John Maynard Keynes wrote in his General Theory during the depths of the Great Depression, “Speculators may do no harm as bubbles on a steady stream of enterprise. But the position is serious when enterprise becomes the bubble on a whirlpool of speculation. When the capital development of a country becomes a by-product of the activities of a casino, the job is likely to be ill-done.”

The problem is that money “invested” in the betting economy is not really invested. It is spent, just like money at the gaming table. When the WeWork bubble popped, the money SoftBank had spent propping up its valuation might just as well have gone up in smoke.

Prediction: When the bubble ends, greater opportunities will remain.

One of the gifts —if you can call it that— of crises like the pandemic and climate change is that they may teach us that we no longer have time for frivolity. We need our investment capital to flow back to the operating economy.

There is a robust strategy for investors and entrepreneurs: Work on stuff that matters. Invest in solving problems. Make a real difference in people’s lives. You will know you have done that when operating profits fairly earned, not stock market gains, are your measure of investment success.

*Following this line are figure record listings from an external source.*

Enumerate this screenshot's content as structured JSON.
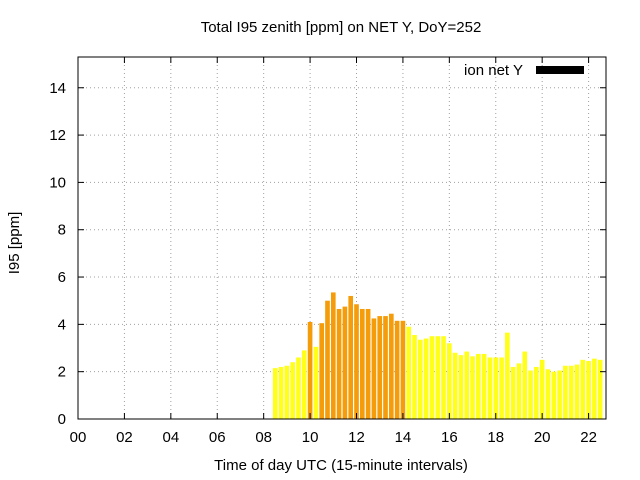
{
  "chart_data": {
    "type": "bar",
    "title": "Total I95 zenith [ppm] on NET Y, DoY=252",
    "xlabel": "Time of day UTC (15-minute intervals)",
    "ylabel": "I95 [ppm]",
    "xlim": [
      0,
      22.75
    ],
    "ylim": [
      0,
      15.3
    ],
    "x_ticks": [
      0,
      2,
      4,
      6,
      8,
      10,
      12,
      14,
      16,
      18,
      20,
      22
    ],
    "x_tick_labels": [
      "00",
      "02",
      "04",
      "06",
      "08",
      "10",
      "12",
      "14",
      "16",
      "18",
      "20",
      "22"
    ],
    "y_ticks": [
      0,
      2,
      4,
      6,
      8,
      10,
      12,
      14
    ],
    "y_tick_labels": [
      "0",
      "2",
      "4",
      "6",
      "8",
      "10",
      "12",
      "14"
    ],
    "grid": true,
    "legend": {
      "position": "top-right",
      "entries": [
        {
          "label": "ion net Y",
          "color": "#000000"
        }
      ]
    },
    "colors": {
      "low": "#ffff1a",
      "high": "#f59c0a"
    },
    "threshold": 4,
    "bar_width_hours": 0.2,
    "series": [
      {
        "x": [
          8.5,
          8.75,
          9.0,
          9.25,
          9.5,
          9.75,
          10.0,
          10.25,
          10.5,
          10.75,
          11.0,
          11.25,
          11.5,
          11.75,
          12.0,
          12.25,
          12.5,
          12.75,
          13.0,
          13.25,
          13.5,
          13.75,
          14.0,
          14.25,
          14.5,
          14.75,
          15.0,
          15.25,
          15.5,
          15.75,
          16.0,
          16.25,
          16.5,
          16.75,
          17.0,
          17.25,
          17.5,
          17.75,
          18.0,
          18.25,
          18.5,
          18.75,
          19.0,
          19.25,
          19.5,
          19.75,
          20.0,
          20.25,
          20.5,
          20.75,
          21.0,
          21.25,
          21.5,
          21.75,
          22.0,
          22.25,
          22.5
        ],
        "values": [
          2.15,
          2.2,
          2.25,
          2.4,
          2.6,
          2.9,
          4.1,
          3.05,
          4.05,
          5.0,
          5.35,
          4.65,
          4.75,
          5.2,
          4.85,
          4.65,
          4.65,
          4.25,
          4.35,
          4.35,
          4.45,
          4.15,
          4.15,
          3.9,
          3.55,
          3.35,
          3.4,
          3.5,
          3.5,
          3.5,
          3.2,
          2.8,
          2.7,
          2.85,
          2.65,
          2.75,
          2.75,
          2.6,
          2.6,
          2.6,
          3.65,
          2.2,
          2.35,
          2.85,
          2.05,
          2.2,
          2.5,
          2.1,
          2.0,
          2.05,
          2.25,
          2.25,
          2.3,
          2.5,
          2.45,
          2.55,
          2.5
        ]
      }
    ]
  }
}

Two of the big areas of innovation that I highlight in this essay —life sciences and climate change— require large amounts of real investment capital. Unlike money invested in internet companies that used it to buy unprofitable growth, money invested in Tesla was used to build factories, to manufacture cars and electric batteries, and to roll out national charging networks.

The path to high returns may take longer, but the need is real, and so is the value created.

Solving global crises requires the best of what we have to offer. If the best way to predict the future is to invent it, it’s time we got busy. Which world do we want to invent? It’s up to us.